Il y a des mérites qui portent à l’émulation et qui ne sont pas au-dessus de l’exemple ; mais l’envie aussi sait bien élever des hommes médiocres, pour affaiblir le mérite d’un grand homme. Le Prince Eugène a fait de grands Généraux en Europe. L’envie vous sert quelquefois, et vous illustre au-dessus de vos qualités propres. Il y a aussi des mérites supérieurs, que la malignité laisse passer sans rien dire : tel étoit celui de Monsieur de Turenne. Le mérite qui nous approche ordinairement nous incommode ; mais la Réputation se forme loin de nous.
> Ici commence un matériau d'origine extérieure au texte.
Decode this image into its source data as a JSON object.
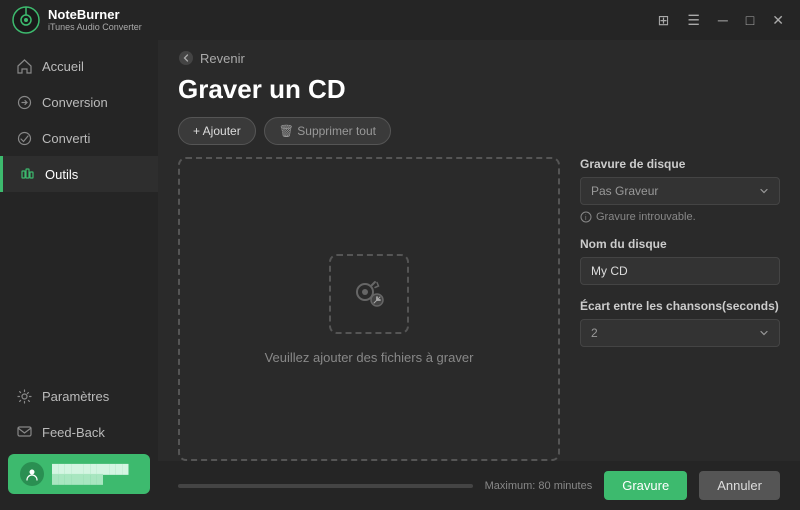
{
  "titleBar": {
    "appName": "NoteBurner",
    "appSub": "iTunes Audio Converter",
    "controls": [
      "grid-icon",
      "menu-icon",
      "minimize-icon",
      "maximize-icon",
      "close-icon"
    ]
  },
  "sidebar": {
    "items": [
      {
        "id": "accueil",
        "label": "Accueil",
        "icon": "home-icon",
        "active": false
      },
      {
        "id": "conversion",
        "label": "Conversion",
        "icon": "conversion-icon",
        "active": false
      },
      {
        "id": "converti",
        "label": "Converti",
        "icon": "converted-icon",
        "active": false
      },
      {
        "id": "outils",
        "label": "Outils",
        "icon": "tools-icon",
        "active": true
      }
    ],
    "bottomItems": [
      {
        "id": "parametres",
        "label": "Paramètres",
        "icon": "settings-icon"
      },
      {
        "id": "feedback",
        "label": "Feed-Back",
        "icon": "feedback-icon"
      }
    ],
    "user": {
      "line1": "user@example.com",
      "line2": "account info"
    }
  },
  "nav": {
    "backLabel": "Revenir"
  },
  "page": {
    "title": "Graver un CD",
    "addLabel": "+ Ajouter",
    "deleteLabel": "🗑 Supprimer tout",
    "dropPlaceholder": "Veuillez ajouter des fichiers à graver"
  },
  "rightPanel": {
    "discLabel": "Gravure de disque",
    "discPlaceholder": "Pas Graveur",
    "discHint": "Gravure introuvable.",
    "diskNameLabel": "Nom du disque",
    "diskNameValue": "My CD",
    "gapLabel": "Écart entre les chansons(seconds)",
    "gapValue": "2"
  },
  "bottomBar": {
    "progressLabel": "Maximum: 80 minutes",
    "burnLabel": "Gravure",
    "cancelLabel": "Annuler"
  }
}
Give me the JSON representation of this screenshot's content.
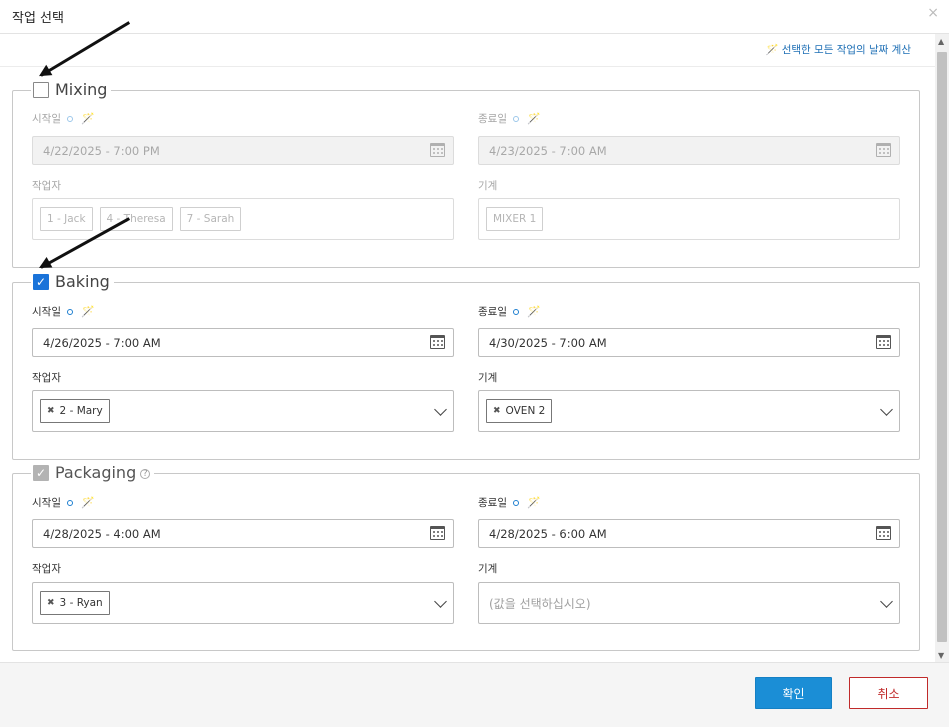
{
  "dialog": {
    "title": "작업 선택",
    "close_glyph": "×"
  },
  "calc_all_label": "선택한 모든 작업의 날짜 계산",
  "labels": {
    "start": "시작일",
    "end": "종료일",
    "worker": "작업자",
    "machine": "기계"
  },
  "sections": [
    {
      "name": "Mixing",
      "checked": false,
      "start": "4/22/2025 - 7:00 PM",
      "end": "4/23/2025 - 7:00 AM",
      "workers": [
        "1 - Jack",
        "4 - Theresa",
        "7 - Sarah"
      ],
      "machines": [
        "MIXER 1"
      ]
    },
    {
      "name": "Baking",
      "checked": true,
      "start": "4/26/2025 - 7:00 AM",
      "end": "4/30/2025 - 7:00 AM",
      "workers": [
        "2 - Mary"
      ],
      "machines": [
        "OVEN 2"
      ]
    },
    {
      "name": "Packaging",
      "checked": true,
      "start": "4/28/2025 - 4:00 AM",
      "end": "4/28/2025 - 6:00 AM",
      "workers": [
        "3 - Ryan"
      ],
      "machines": [],
      "machine_placeholder": "(값을 선택하십시오)"
    }
  ],
  "footer": {
    "ok_label": "확인",
    "cancel_label": "취소"
  },
  "colors": {
    "accent": "#1b8ed6",
    "checkbox_on": "#1a73d9",
    "cancel": "#c02a2a"
  }
}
Il est difficile d’acquérir de grandes Richesses sans qu’il en coûte à la Réputation, à moins qu’on ait fait auparavant provision de beaucoup de Mérite, d’Honneurs et de Dignités ; et que les Richesses viennent d’elles-mêmes, comme inséparables des grandes places : on n’envie alors les Richesses des grands hommes pas plus que l’or que l’on voit dans les Temples des Dieux.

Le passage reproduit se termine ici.